Markers may be captured with capture reagents immobilized to a solid support, such as a biochip, a multiwell microtiter plate, a resin, or a nitrocellulose membrane that is subsequently probed for the presence or level of a marker. Capture can be on a chromatographic surface or a biospecific surface. For example, a sample containing the biomarkers, such as serum, may be used to contact the active surface of a biochip for a sufficient time to allow binding. Unbound molecules are washed from the surface using a suitable eluant, such as phosphate buffered saline. In general, the more stringent the eluant, the more tightly the proteins must be bound to be retained after the wash.

Upon capture on a biochip, analytes can be detected by a variety of detection methods selected from, for example, a gas phase ion spectrometry method, an optical method, an electrochemical method, atomic force microscopy and a radio frequency method. In one embodiment, mass spectrometry, and in particular, SELDI, is used. Optical methods include, for example, detection of fluorescence, luminescence, chemiluminescence, absorbance, reflectance, transmittance, birefringence or refractive index (e.g., surface plasmon resonance, ellipsometry, a resonant mirror method, a grating coupler waveguide method or interferometry). Optical methods include microscopy (both confocal and non-confocal), imaging methods and non-imaging methods. Immunoassays in various formats (e.g., ELISA) are popular methods for detection of analytes captured on a solid phase. Electrochemical methods include voltammetry and amperometry methods. Radio frequency methods include multipolar resonance spectroscopy.

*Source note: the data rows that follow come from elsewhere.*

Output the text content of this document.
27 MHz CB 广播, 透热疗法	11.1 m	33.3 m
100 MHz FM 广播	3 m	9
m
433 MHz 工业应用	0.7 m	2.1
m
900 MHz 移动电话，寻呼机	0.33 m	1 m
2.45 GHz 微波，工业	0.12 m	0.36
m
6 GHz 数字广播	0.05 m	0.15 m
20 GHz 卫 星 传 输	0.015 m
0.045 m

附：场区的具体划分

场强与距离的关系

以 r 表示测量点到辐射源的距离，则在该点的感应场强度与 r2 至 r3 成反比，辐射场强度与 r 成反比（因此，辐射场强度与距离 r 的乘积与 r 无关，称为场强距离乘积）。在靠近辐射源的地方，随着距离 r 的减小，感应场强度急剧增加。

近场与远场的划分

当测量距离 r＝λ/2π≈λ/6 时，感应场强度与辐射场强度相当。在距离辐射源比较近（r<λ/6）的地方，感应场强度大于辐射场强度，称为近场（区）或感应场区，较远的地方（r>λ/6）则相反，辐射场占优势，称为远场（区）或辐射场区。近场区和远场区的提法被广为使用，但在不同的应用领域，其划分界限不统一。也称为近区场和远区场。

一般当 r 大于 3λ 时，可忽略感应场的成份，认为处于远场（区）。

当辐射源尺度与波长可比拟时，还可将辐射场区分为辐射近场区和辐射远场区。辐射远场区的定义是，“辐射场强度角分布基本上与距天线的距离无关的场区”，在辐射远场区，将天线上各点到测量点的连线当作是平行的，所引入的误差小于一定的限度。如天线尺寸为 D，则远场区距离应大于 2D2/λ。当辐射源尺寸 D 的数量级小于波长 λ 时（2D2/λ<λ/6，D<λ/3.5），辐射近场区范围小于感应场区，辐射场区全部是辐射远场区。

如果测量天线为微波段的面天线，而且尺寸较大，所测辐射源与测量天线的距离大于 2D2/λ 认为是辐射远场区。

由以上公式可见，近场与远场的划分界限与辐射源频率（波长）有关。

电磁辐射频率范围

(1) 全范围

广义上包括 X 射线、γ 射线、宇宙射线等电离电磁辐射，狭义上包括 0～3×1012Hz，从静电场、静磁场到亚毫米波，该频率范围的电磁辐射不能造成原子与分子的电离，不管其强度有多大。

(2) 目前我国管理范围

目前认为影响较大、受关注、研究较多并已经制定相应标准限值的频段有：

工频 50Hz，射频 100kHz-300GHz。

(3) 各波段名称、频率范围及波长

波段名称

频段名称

Another example is a barcode-style lateral flow immunoassay wherein antibodies and/or enzymes and other reagents begin absorbed into a porous plastic strip at certain positions, the familiar example being a home pregnancy test.

In an aspect, the assay includes a reagent capable of detecting, binding or capturing the AKI metabolomic biomarker. By “specifically binds” is meant an affinity agent (e.g., an antibody) that recognizes and binds a compound or agent of interest (e.g., a biomarker), but which does not substantially recognize and bind other molecules in a sample, for example, a biological sample.